As part of the war effort, the General was tasked with amassing as much bullion as he could lay his hands on which would be shipped back to Tokyo.
Since the end of World War Two, there have been many legends and tall tales involving mysterious maps and booby-trapped treasure caves.
Trainloads of Nazi gold have allegedly vanished into hidden tunnel sidings, while it is said that tonnes of bullion are cached in secret bunkers strung across the Philippine archipelago just waiting for treasure hunters to uncover them.
Now it has been claimed by a team of gold-hunters on Blaze TV show Lost Gold of WWII that the location of a particularly spectacular hoard may well have been discovered.
The island of Luzon was the last stronghold of “Tiger of Malaya” General Tomoyuki Yamashita. He earned his wartime sobriquet following his ruthless campaign that saw the British routed from Malaya and Singapore in just 70 days.
British Prime Minister Winston Churchill called it the worst disaster and the largest capitulation in Britain’s military history. Eighty-thousand British, Chinese, and Australian troops surrendered to just 30,000 invading Japanese troops.
Yamashita’s determination in the face of the advancing Allied forces at the end of the war also meant that he continued fighting his corner in Kiangan in Ifugao Province until September 2, weeks after Japan’s official surrender on August 15, 1945.

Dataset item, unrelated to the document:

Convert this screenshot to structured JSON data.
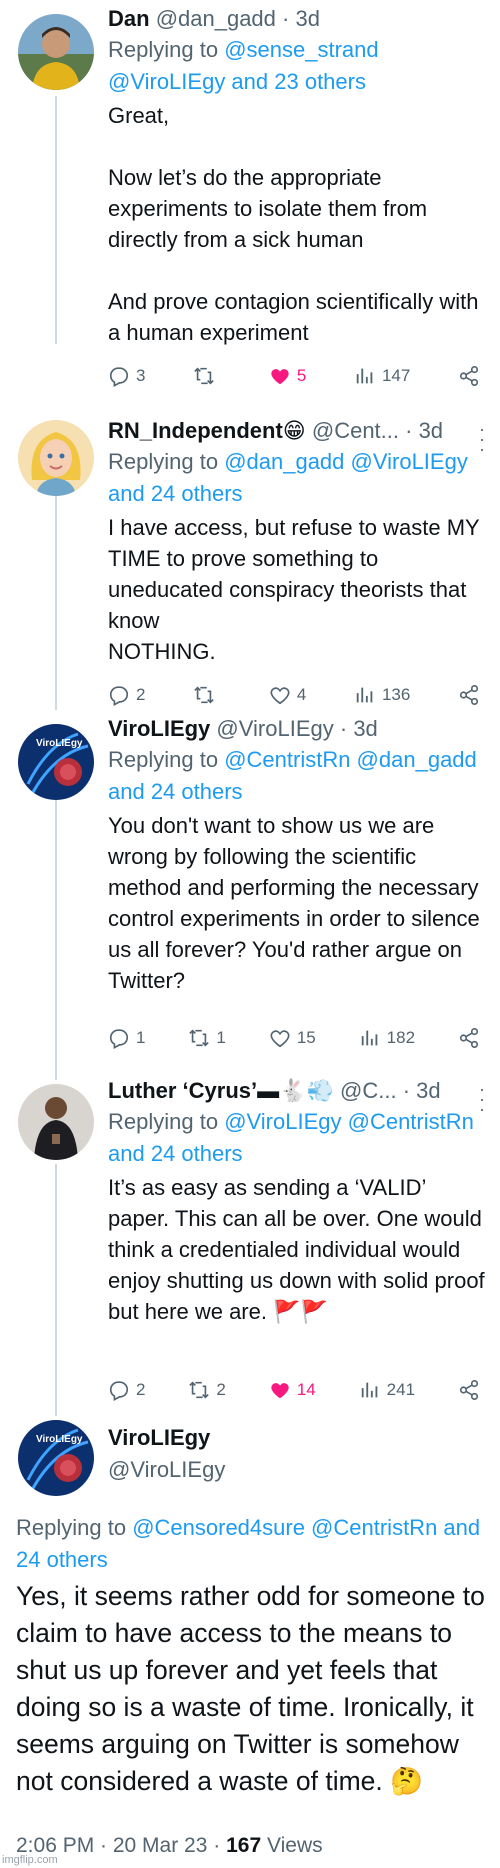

As part of the war effort, the General was tasked with amassing as much bullion as he could lay his hands on which would be shipped back to Tokyo.
He allegedly partnered with local militia and Asian Yakuza, Mafia-style criminal gangs, to steal gold from banks and other institutions such as temples and museums. It is also alleged that the gangs would take gold from private homes and the strong-rooms of businesses across the Singaporean peninsula.
The gold was to be shipped to Japan to pay for the war effort, help rebuild the economy, and defend the Empire following the eventual defeat of Allied forces in the Pacific. The haul was originally concentrated in Singapore, and several merchant ships did sail for Tokyo laden with looted bullion.
However, it is claimed that so many of these ships were sunk as American submarine dominance increased in the region that it became too perilous to dispatch the gold by sea.
Instead, much of the remaining booty was hidden in a network of caves and bunkers across the region. Legend has it that the bunkers were booby-trapped with vials of cyanide gas, which would dispatch a treasure hunter within seconds should they disturb them.
Stories have circulated over the years claiming more than 170 locations as hidden caches of stolen gold.
The team on the TV show Lost Gold of WWII claimed to have discovered a tunnel laced with glass bottles, which could contain poison gas. Using gas detectors and camera technology developed by underground drain maintenance companies, they hope to discover whether the legends are based on fact.
The team are shown using the gas detector; as it is lowered into the tunnel it begins to react, detecting levels of “bad air.”
Whether this is due to the presence of cyanide gas or is simply a reading reflecting normal levels of naturally occurring concentrations of toxic elements underground, will be revealed in the next episode which airs later in May 2019.
During his command, General Yamashita was reportedly often at odds with the Emperor on the one hand and the expectations of his subordinates on the other.
Despite orders not to loot or commit arson or any other crimes, many of the soldiers under his command went on to commit war crimes regardless.
Officers gave orders to decimate Chinese troops. Terrible acts carried out at the Alexandra Hospital and the Sook Ching purge of Singapore were events which were to condemn the General to a sentence of hanging at his trial after the war.